Mai. Io ho – e tutti lo sanno – un buono stomaco. È una cosa che mi piace molto. E perciò è molto importante che noi tennisti stiamo in pace durante i nostri pasti.

Deve decidere: la sua cucina preferita?
La mia classifica è: 1) cucina svizzera 2) quella italiana 3) quella orientale, asiatica. L’ultima novità è quella peruviana, che mi piace molto perché ha gusti totalmente differenti.

Che lingua le piacerebbe imparare?
Italiano. Una lingua magnifica. Purtroppo non ne ho il tempo, ma magari in futuro, chissà.

Quali sono i paesi nei quali non ha ancora viaggiato per il tennis ma che le piacerebbe visitare?
In Africa ci sono posti che non ho visto. Mio padre parla sempre della Namibia, ma io non ci sono mai stato. In Sudafrica sì, ma lì non ho mai giocato a tennis. Mi piacerebbe poter fare un’esibizione. Ho in mente di visitare alcuni paesi con l’auto. Mi piacerebbe viaggiare paese per paese in Italia o andare nei fiordi del nord Europa. E naturalmente mi eccita molto anche l’Asia, dove ci sono un sacco di posti che non ho mai visitato.

Le capita di avere paura del nuovo?
Come si dice in Inglese: “siamo figli dell’abitudine”. L’uomo è un abitudinario, e certamente con la famiglia la sicurezza è importante. Non ho bisogno di stupide sorprese. Ma altrimenti sono un tipo ben contento di provare qualcosa di nuovo e, in fondo, anche alla ricerca di nuovi stimoli.

Lei è anche così aperto quando si tratta di apportare modifiche regolamentari al tennis?
In Australia ho giocato con Hewitt un match al meglio dei 4 game e nel quale non c’era il deuce. Per i tornei nei club e per quelli di basso livello penso che possa anche andare bene questo format. Anche il torneo a squadre in India è stato interessante; certo, non deve diventare eccessivamente complicato. Se i fans non capiscono le regole, il gioco non vale la candela. Io sono un tradizionalista per quanto riguarda le regole. Non credo che quelle che abbiamo oggi nel tennis siano invecchiate. Fa parte del gioco che il tennis non si possa programmare e prevedere fino al minimo dettaglio e che nessuno sappia se un match durerà 55 minuti, 2 ore o 6.

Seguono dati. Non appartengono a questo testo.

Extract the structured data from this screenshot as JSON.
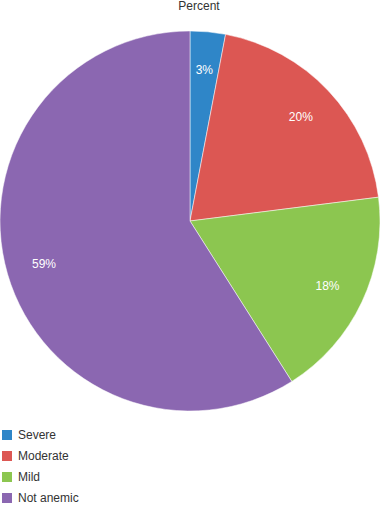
{
  "chart_data": {
    "type": "pie",
    "title": "Percent",
    "categories": [
      "Severe",
      "Moderate",
      "Mild",
      "Not anemic"
    ],
    "values": [
      3,
      20,
      18,
      59
    ],
    "value_labels": [
      "3%",
      "20%",
      "18%",
      "59%"
    ],
    "colors": [
      "#2f86c8",
      "#dc5753",
      "#8cc650",
      "#8b67b1"
    ],
    "data_labels": true,
    "legend": "bottom-left"
  }
}
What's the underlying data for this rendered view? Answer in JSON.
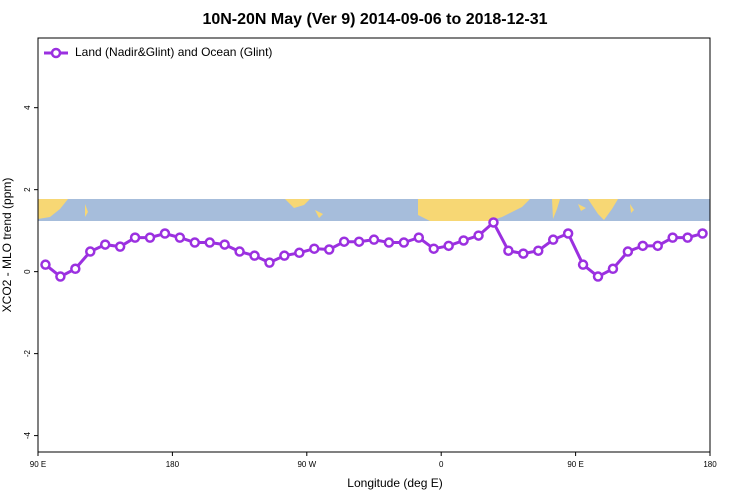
{
  "chart_data": {
    "type": "line",
    "title": "10N-20N May (Ver 9)   2014-09-06 to 2018-12-31",
    "xlabel": "Longitude (deg E)",
    "ylabel": "XCO2 - MLO trend (ppm)",
    "xlim": [
      90,
      540
    ],
    "ylim": [
      -4.4,
      5.7
    ],
    "xticks": [
      {
        "value": 90,
        "label": "90 E"
      },
      {
        "value": 180,
        "label": "180"
      },
      {
        "value": 270,
        "label": "90 W"
      },
      {
        "value": 360,
        "label": "0"
      },
      {
        "value": 450,
        "label": "90 E"
      },
      {
        "value": 540,
        "label": "180"
      }
    ],
    "yticks": [
      -4,
      -2,
      0,
      2,
      4
    ],
    "legend": "top-left",
    "x": [
      95,
      105,
      115,
      125,
      135,
      145,
      155,
      165,
      175,
      185,
      195,
      205,
      215,
      225,
      235,
      245,
      255,
      265,
      275,
      285,
      295,
      305,
      315,
      325,
      335,
      345,
      355,
      365,
      375,
      385,
      395,
      405,
      415,
      425,
      435,
      445,
      455,
      465,
      475,
      485,
      495,
      505,
      515,
      525,
      535
    ],
    "series": [
      {
        "name": "Land (Nadir&Glint) and Ocean (Glint)",
        "color": "#9b30e0",
        "values": [
          0.17,
          -0.12,
          0.07,
          0.49,
          0.66,
          0.61,
          0.83,
          0.83,
          0.93,
          0.83,
          0.71,
          0.71,
          0.66,
          0.49,
          0.39,
          0.22,
          0.39,
          0.46,
          0.56,
          0.54,
          0.73,
          0.73,
          0.78,
          0.71,
          0.71,
          0.83,
          0.56,
          0.63,
          0.76,
          0.88,
          1.2,
          0.51,
          0.44,
          0.51,
          0.78,
          0.93,
          0.17,
          -0.12,
          0.07,
          0.49,
          0.63,
          0.63,
          0.83,
          0.83,
          0.93
        ]
      }
    ]
  }
}
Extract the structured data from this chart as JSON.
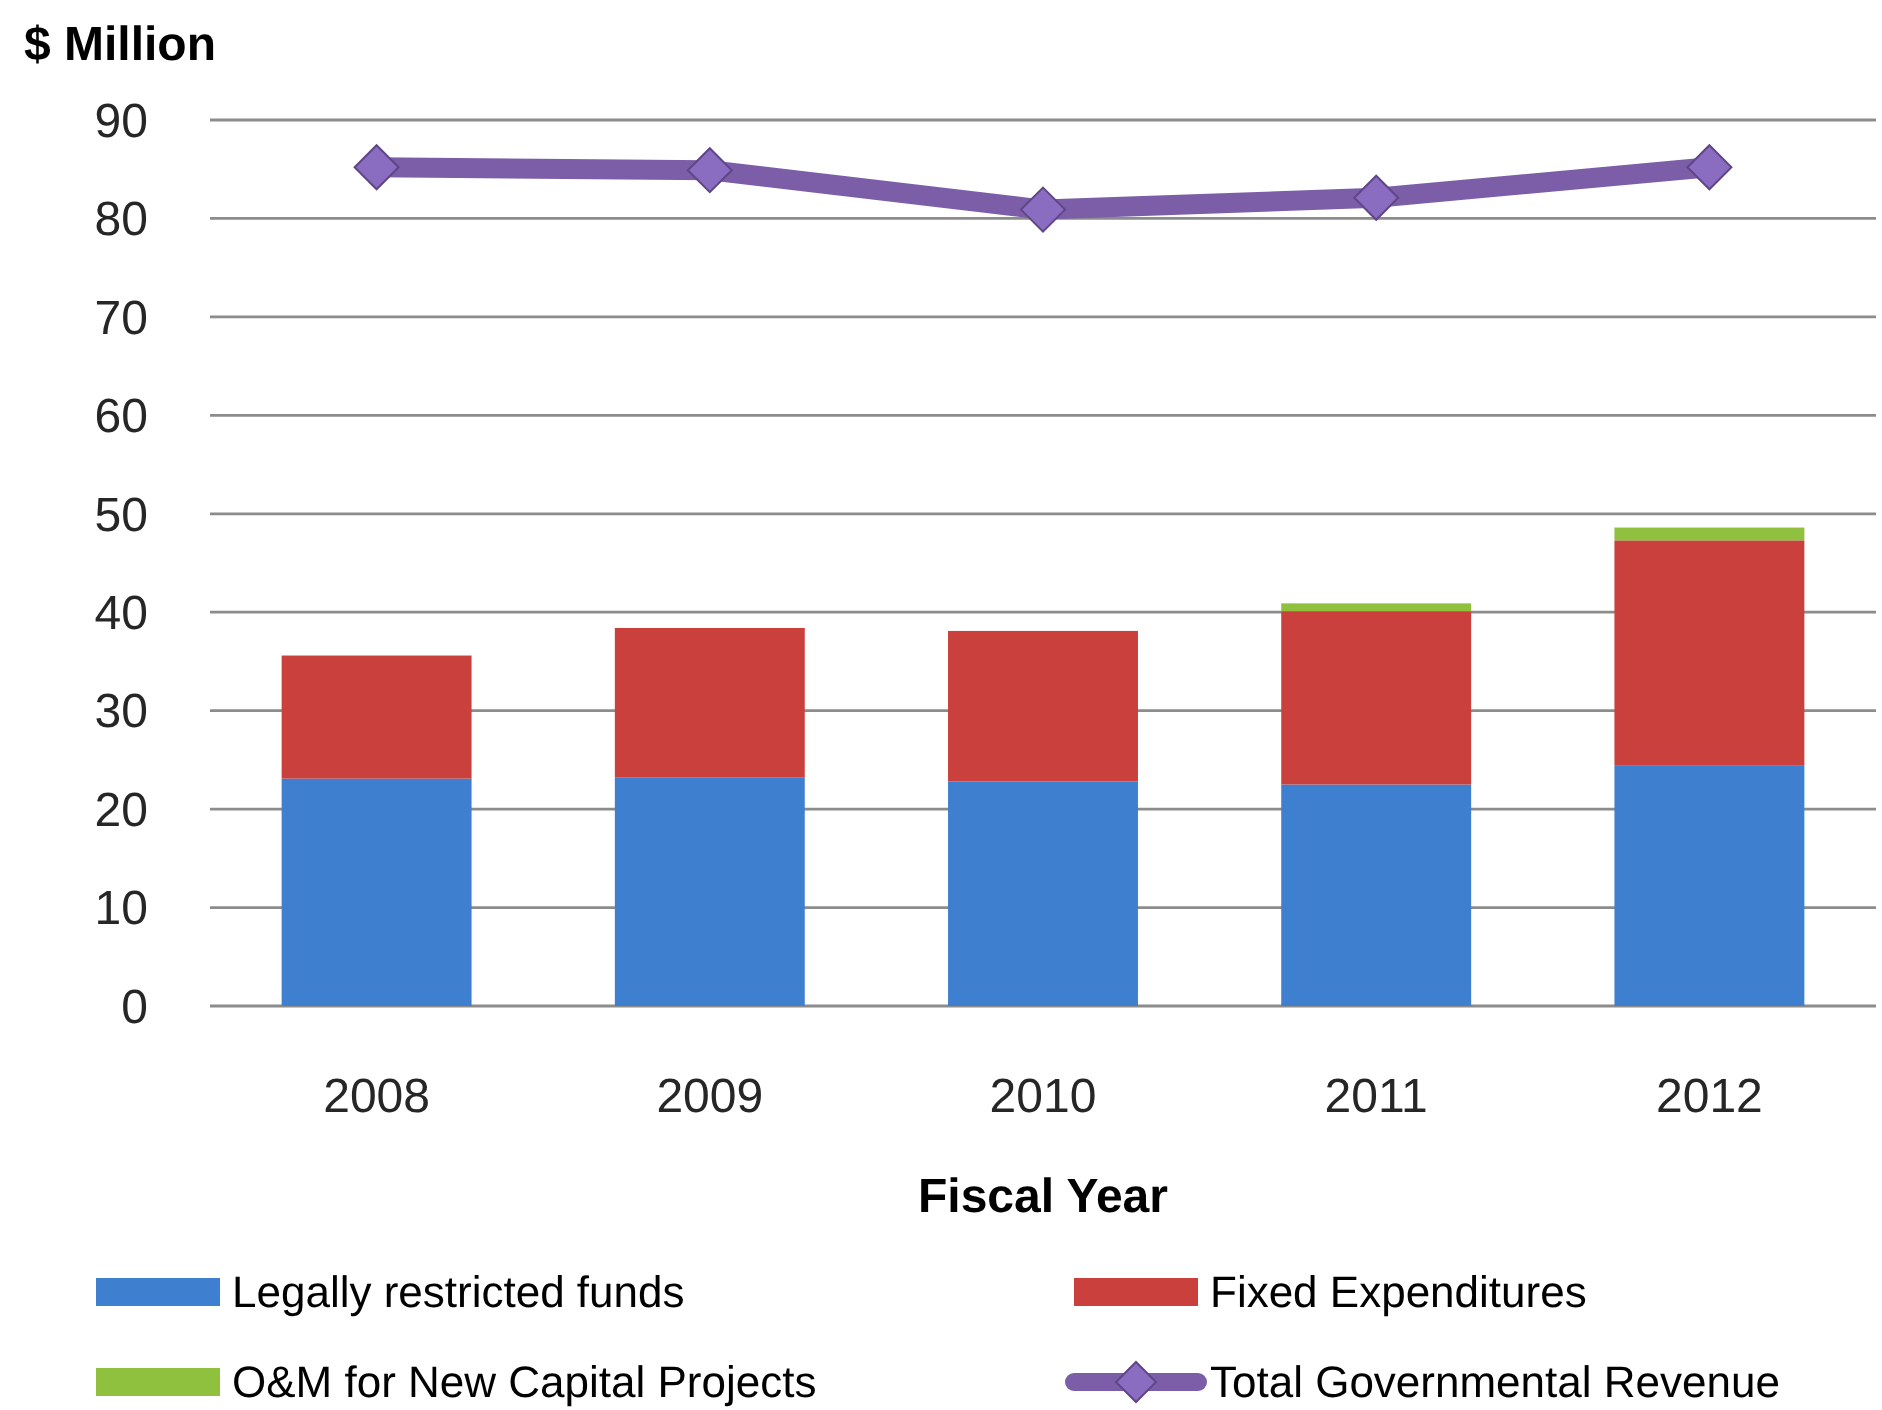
{
  "chart_data": {
    "type": "bar",
    "stacked": true,
    "ylabel": "$ Million",
    "xlabel": "Fiscal Year",
    "categories": [
      "2008",
      "2009",
      "2010",
      "2011",
      "2012"
    ],
    "ylim": [
      0,
      90
    ],
    "yticks": [
      0,
      10,
      20,
      30,
      40,
      50,
      60,
      70,
      80,
      90
    ],
    "grid": "y",
    "legend": "bottom",
    "marker": "diamond",
    "series": [
      {
        "name": "Legally restricted funds",
        "color": "#3f7fcf",
        "values": [
          23.1,
          23.2,
          22.8,
          22.5,
          24.4
        ]
      },
      {
        "name": "Fixed Expenditures",
        "color": "#c9403d",
        "values": [
          12.5,
          15.2,
          15.3,
          17.6,
          22.9
        ]
      },
      {
        "name": "O&M for New Capital Projects",
        "color": "#8fc13f",
        "values": [
          0,
          0,
          0,
          0.8,
          1.3
        ]
      },
      {
        "name": "Total Governmental Revenue",
        "type": "line",
        "color": "#7b5ea7",
        "values": [
          85.2,
          84.9,
          80.9,
          82.1,
          85.2
        ]
      }
    ]
  }
}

Come vede la sua vita dopo il ritiro?
Non sarà una vita di puro riposo, con i figli non lo è mai. E questo mi piace. Non sto volentieri da solo, non sono un tipo che ha bisogno di ore seduto in un angolo da solo. Divento subito impaziente. Mi piace avere gente intorno, soprattutto la mia famiglia. E infatti è bello che siamo così tanti.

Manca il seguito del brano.